From wikipedia: A digital twin is a virtual representation that serves as the real-time digital counterpart of a physical object or process.
Right now we're still in the "assembly phase" of digital twins: too much low level stuff needs to be done before you can start adding value, and adding this value takes a lot of effort... In order to take off, the ability to build these digital twins need to be more accessible to the general public.
Simple annotations are happening right now, I imagine making these interactive and having a common way to manipulate them will come next... Annotations could be attached to both virtual and real world objects...
For now these annotations are highly coupled to an almost exact replica of the real world. The minute when these annotations become intuitive to the public, we can start building more abstract annotation models, and then these abstractions will have to become known to the public.
Eventually, as the common public will move up the abstraction ladder, more interesting use cases will emerge, as making your own digital twins gets more accessible with better interaction... Once everyone can do it and has a valuable use for it, adaptation will start booming.

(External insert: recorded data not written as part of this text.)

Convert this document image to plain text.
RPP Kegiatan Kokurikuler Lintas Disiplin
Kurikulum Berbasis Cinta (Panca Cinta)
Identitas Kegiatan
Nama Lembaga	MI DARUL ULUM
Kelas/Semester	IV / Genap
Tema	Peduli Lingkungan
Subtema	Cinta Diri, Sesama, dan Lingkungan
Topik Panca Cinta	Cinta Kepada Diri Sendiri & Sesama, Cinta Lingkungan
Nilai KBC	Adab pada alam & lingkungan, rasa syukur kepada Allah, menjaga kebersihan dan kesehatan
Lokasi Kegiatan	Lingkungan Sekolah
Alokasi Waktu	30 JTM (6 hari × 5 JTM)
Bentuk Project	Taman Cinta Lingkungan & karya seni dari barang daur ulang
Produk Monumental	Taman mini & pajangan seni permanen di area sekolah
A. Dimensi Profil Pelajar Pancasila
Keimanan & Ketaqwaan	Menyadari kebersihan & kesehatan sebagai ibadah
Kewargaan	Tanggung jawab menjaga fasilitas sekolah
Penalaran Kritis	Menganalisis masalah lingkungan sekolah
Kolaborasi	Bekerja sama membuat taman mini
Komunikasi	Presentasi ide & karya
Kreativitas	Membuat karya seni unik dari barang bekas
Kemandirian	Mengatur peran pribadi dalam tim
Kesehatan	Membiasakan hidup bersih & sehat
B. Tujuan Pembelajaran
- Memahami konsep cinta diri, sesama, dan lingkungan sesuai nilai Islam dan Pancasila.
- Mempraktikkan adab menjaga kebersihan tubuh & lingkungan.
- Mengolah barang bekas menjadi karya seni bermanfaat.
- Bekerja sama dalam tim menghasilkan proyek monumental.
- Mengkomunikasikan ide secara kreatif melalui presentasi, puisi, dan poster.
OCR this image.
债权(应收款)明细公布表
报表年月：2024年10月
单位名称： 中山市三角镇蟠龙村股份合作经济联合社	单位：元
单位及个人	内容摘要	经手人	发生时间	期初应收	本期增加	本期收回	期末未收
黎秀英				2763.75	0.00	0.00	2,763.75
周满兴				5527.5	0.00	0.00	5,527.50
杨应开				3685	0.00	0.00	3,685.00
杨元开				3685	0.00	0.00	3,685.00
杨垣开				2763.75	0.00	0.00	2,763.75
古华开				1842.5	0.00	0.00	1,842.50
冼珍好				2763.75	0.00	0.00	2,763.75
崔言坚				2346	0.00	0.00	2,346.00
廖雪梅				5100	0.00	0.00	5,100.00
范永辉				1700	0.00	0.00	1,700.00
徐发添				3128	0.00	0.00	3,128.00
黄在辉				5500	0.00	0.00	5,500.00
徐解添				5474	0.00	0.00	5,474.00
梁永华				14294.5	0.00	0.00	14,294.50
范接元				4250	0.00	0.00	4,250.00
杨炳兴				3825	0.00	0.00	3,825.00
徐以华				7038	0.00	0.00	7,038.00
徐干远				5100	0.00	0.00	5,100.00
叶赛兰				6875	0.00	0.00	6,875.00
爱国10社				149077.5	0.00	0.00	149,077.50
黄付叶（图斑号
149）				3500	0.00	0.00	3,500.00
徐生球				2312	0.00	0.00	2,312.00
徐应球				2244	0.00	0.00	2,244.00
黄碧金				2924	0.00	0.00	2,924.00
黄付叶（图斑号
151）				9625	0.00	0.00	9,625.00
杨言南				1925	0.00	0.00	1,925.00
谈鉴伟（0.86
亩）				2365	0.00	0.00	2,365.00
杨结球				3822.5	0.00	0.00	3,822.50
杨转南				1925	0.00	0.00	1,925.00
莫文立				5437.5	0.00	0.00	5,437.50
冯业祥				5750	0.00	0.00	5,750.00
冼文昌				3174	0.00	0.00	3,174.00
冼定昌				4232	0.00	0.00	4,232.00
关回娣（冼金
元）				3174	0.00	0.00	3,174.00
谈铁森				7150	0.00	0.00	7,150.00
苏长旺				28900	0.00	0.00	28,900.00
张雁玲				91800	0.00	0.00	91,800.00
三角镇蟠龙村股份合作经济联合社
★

It is not that hard to imagine that the initial Facebook/metaverse presentation will look outdated pretty fast, but I also assume that what they made was the best possible thing they could make right now; just wait and see what they will do in the next decade.
The age-old adage still stands: "people vastly overestimate what they can do on the short term, but hugely underestimate what they can do in the long term"; compound progress is real, so I have high hopes for the future!